La ministre déléguée chargée de l’IA et du Numérique, Clara Chappaz, a récemment réitéré son appel aux parents afin qu’ils cessent de publier des photos de leurs enfants sur les réseaux sociaux. Cet avertissement, relayé dans La Tribune Dimanche le 10 août, vise à sensibiliser au phénomène du « sharenting » (contraction de « sharing » et « parenting »), particulièrement répandu durant les périodes de vacances. La ministre insiste sur la nécessité pour les parents de se poser des questions fondamentales : « En a-t-il envie ? En a-t-il besoin ? En aura-t-il honte dans dix ans ? » avant toute publication.

Clara Chappaz met en garde contre les risques accrus à l’ère de l’intelligence artificielle générative et de la reconnaissance faciale, où des images anodines peuvent ressurgir dans des contextes « déroutants, douloureux, voire dangereux ». Une statistique alarmante du National Center for Missing and Exploited Children révèle que près de 50 % des images retrouvées sur les forums pédocriminels proviennent de photos librement postées sur les réseaux sociaux par des proches. La ministre déplore que « les réseaux de communication pédocriminels mondialisés sont nourris par notre insouciance numérique ». Il est estimé qu’un enfant de 13 ans cumule en moyenne 1300 publications le concernant, majoritairement mises en ligne par ses parents.
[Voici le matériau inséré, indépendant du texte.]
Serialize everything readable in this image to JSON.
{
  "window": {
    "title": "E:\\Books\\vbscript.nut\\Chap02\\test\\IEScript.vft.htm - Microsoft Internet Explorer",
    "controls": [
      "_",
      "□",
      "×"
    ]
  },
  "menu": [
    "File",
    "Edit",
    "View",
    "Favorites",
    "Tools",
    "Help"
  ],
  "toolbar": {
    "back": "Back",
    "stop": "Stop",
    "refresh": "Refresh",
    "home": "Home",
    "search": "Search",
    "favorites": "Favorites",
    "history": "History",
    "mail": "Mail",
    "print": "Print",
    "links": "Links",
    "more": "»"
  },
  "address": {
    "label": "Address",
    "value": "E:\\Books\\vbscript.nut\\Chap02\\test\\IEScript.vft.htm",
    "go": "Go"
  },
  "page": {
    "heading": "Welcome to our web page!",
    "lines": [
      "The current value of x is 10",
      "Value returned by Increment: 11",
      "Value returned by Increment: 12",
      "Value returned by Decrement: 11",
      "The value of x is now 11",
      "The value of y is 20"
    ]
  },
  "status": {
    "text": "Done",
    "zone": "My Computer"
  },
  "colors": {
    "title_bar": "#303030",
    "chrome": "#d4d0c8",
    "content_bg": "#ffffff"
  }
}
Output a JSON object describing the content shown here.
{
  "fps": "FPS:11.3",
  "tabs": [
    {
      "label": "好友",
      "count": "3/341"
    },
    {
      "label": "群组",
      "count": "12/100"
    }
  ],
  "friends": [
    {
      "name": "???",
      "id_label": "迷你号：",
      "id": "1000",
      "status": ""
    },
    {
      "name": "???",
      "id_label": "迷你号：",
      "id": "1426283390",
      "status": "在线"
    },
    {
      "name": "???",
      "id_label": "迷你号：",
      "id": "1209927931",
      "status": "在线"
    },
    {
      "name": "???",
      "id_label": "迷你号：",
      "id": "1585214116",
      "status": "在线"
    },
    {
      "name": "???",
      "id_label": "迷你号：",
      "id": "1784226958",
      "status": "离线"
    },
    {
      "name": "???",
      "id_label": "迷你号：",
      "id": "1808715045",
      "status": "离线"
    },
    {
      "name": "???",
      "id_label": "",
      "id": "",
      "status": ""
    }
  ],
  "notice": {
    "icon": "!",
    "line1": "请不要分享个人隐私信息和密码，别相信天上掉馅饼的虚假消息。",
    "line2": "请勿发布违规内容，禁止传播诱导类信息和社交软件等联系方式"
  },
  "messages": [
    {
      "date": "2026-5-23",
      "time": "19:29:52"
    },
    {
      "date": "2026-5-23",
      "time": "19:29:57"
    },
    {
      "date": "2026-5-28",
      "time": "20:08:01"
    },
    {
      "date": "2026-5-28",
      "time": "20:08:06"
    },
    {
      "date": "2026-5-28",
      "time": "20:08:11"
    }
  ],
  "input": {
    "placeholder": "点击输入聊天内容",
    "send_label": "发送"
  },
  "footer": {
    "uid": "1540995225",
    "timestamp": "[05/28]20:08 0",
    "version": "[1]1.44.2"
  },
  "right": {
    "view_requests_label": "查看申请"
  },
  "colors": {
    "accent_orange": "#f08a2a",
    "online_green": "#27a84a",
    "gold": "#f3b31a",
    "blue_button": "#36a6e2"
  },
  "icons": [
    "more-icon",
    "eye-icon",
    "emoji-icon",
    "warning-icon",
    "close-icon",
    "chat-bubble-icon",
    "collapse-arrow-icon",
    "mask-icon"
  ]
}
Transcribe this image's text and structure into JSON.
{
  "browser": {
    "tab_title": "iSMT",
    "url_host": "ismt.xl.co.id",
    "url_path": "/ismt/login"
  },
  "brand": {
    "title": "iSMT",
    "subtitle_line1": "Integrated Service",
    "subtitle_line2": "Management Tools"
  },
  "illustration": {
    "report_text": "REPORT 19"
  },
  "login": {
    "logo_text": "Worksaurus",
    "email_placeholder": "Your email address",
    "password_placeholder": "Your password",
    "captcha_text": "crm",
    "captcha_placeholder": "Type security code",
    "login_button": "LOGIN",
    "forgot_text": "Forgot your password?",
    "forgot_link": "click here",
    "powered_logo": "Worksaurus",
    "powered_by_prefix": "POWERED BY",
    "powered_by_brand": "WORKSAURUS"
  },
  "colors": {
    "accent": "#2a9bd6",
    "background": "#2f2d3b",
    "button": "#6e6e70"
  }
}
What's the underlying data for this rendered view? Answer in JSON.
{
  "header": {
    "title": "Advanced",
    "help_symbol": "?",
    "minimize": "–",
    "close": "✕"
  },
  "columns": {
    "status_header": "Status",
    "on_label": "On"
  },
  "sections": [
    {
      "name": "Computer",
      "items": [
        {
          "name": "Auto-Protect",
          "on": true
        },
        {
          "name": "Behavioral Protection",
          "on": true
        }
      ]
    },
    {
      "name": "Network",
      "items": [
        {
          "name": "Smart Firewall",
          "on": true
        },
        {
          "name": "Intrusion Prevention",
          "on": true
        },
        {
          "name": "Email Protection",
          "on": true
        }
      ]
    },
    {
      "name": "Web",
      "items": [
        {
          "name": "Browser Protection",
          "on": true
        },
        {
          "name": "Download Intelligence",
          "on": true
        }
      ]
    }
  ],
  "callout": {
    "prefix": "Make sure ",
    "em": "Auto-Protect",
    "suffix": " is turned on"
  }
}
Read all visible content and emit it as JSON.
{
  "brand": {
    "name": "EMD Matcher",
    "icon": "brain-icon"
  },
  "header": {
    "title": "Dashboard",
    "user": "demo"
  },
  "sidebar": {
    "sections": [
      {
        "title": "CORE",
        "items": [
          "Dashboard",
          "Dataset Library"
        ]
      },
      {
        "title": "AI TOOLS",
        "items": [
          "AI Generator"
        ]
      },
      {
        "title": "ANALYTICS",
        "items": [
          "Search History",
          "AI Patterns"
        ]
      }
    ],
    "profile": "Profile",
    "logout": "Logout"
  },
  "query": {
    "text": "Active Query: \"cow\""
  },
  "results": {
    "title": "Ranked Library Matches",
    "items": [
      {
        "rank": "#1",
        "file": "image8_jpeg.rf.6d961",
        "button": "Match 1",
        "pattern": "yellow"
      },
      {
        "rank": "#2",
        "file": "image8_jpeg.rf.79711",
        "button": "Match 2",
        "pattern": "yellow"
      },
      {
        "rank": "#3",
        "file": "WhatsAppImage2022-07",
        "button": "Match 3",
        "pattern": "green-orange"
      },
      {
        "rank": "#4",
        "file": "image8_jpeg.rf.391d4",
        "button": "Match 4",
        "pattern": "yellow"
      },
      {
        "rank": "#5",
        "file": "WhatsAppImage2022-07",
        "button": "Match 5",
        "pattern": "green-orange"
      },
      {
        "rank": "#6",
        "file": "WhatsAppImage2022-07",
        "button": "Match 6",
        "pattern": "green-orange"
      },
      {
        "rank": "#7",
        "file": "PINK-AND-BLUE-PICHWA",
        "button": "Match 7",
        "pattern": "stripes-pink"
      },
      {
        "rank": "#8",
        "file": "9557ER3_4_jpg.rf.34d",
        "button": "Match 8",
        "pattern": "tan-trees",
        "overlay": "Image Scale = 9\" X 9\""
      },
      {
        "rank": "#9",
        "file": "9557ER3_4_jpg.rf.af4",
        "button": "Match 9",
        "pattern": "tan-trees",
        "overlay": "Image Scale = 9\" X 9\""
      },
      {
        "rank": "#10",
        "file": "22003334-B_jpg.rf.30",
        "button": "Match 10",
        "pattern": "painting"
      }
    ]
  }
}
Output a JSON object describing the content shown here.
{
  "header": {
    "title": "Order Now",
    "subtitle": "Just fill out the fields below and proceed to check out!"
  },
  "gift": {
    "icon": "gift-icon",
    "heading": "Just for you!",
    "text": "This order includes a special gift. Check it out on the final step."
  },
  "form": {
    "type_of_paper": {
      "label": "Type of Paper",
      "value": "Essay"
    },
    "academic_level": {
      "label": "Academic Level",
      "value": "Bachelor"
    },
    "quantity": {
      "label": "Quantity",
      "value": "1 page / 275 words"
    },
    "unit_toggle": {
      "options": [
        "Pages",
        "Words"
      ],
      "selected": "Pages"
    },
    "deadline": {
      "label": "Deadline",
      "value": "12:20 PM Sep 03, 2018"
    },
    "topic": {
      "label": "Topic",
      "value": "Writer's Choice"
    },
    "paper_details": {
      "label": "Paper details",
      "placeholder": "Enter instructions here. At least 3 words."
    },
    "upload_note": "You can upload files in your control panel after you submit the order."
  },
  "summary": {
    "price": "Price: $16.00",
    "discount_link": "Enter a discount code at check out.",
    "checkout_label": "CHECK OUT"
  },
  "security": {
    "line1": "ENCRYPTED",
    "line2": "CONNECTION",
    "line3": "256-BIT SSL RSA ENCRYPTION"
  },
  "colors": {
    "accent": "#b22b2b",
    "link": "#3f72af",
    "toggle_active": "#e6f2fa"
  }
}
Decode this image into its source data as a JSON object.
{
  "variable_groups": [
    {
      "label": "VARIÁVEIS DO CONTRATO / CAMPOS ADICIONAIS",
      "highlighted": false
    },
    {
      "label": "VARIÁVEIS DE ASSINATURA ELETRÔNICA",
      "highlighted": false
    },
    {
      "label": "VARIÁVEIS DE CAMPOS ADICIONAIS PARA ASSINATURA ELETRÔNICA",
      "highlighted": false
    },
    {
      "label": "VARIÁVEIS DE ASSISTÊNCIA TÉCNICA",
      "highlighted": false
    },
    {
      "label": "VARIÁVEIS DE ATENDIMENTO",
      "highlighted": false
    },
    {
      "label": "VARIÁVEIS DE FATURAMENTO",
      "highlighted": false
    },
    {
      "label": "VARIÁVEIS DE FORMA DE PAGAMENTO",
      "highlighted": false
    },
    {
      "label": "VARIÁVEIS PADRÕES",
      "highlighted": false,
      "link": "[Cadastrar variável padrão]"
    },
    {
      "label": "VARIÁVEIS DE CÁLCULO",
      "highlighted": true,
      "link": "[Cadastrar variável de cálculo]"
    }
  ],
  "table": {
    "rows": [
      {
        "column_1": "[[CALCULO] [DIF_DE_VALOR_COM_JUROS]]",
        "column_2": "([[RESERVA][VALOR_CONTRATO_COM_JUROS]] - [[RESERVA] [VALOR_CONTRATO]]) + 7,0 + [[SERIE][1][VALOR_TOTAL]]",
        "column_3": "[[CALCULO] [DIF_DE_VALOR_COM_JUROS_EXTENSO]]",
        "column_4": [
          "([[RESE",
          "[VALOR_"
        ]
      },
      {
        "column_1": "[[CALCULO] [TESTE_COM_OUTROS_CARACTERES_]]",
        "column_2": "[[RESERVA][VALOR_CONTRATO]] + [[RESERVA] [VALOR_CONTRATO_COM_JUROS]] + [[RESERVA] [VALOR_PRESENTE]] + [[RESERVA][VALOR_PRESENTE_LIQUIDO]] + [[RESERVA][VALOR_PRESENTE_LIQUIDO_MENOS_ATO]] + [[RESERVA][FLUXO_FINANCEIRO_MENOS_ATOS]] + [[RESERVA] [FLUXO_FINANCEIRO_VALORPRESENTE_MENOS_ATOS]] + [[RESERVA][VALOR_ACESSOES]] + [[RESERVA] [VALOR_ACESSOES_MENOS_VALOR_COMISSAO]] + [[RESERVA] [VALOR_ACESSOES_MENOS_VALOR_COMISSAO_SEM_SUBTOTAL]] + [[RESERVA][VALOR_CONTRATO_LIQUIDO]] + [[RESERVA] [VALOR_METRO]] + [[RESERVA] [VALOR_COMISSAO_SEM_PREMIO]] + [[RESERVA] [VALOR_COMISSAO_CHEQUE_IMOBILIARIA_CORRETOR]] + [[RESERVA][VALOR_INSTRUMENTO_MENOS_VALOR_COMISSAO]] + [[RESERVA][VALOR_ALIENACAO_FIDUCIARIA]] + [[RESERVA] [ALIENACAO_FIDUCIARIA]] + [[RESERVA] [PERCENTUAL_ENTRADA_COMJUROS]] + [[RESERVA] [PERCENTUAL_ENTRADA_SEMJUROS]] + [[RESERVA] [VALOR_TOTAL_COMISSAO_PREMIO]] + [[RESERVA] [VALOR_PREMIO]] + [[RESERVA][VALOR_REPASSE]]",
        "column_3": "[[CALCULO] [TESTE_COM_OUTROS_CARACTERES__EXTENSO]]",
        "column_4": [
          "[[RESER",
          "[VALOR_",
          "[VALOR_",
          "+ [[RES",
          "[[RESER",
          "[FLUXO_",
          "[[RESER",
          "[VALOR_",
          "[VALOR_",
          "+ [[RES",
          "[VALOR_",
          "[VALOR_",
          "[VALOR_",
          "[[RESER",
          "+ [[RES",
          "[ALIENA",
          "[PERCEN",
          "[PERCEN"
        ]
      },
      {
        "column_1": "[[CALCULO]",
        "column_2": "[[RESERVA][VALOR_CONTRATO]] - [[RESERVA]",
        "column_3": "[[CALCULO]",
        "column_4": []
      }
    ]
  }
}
Malgré l’urgence, la situation reste complexe. Une proposition de loi « visant à garantir le respect du droit à l’image des enfants » est entrée en vigueur le 19 février 2024. Cette loi a modifié l’article 371-1 du Code Civil pour inclure la protection de la vie privée de l’enfant dans l’autorité parentale, au même titre que la sécurité, la santé ou la moralité. L’article 372-1, issu de la même loi, stipule que « les parents protègent en commun le droit à l’image de leur enfant mineur », et que l’enfant doit être « associé à l’exercice de son droit à l’image » selon son âge et sa maturité.

Cependant, un an après son entrée en vigueur, l’application de cette loi est limitée. Me Aurore Bonavia, avocate spécialisée en propriété intellectuelle, explique que la loi a une portée principalement pédagogique et n’interdit pas explicitement les publications. Elle impose un accord parental commun, mais si les deux parents sont d’accord et que la publication ne porte pas atteinte à la dignité de l’enfant, seul un désaccord entre parents peut entraîner l’intervention d’un juge. Ce mécanisme est jugé plus propice aux conflits lors de séparations qu’à la protection réelle des enfants. Me Patrick Lingibé, avocat en droit public, souligne que cette loi, étant une proposition parlementaire, n’a pas bénéficié d’une étude d’impact, ce qui explique l’absence de mécanismes de contrôle de son application. La loi visait avant tout à responsabiliser et anticiper les risques, mais une nouvelle alerte ministérielle est nécessaire pour pallier le manque d’efficacité face à ce fléau du 21e siècle.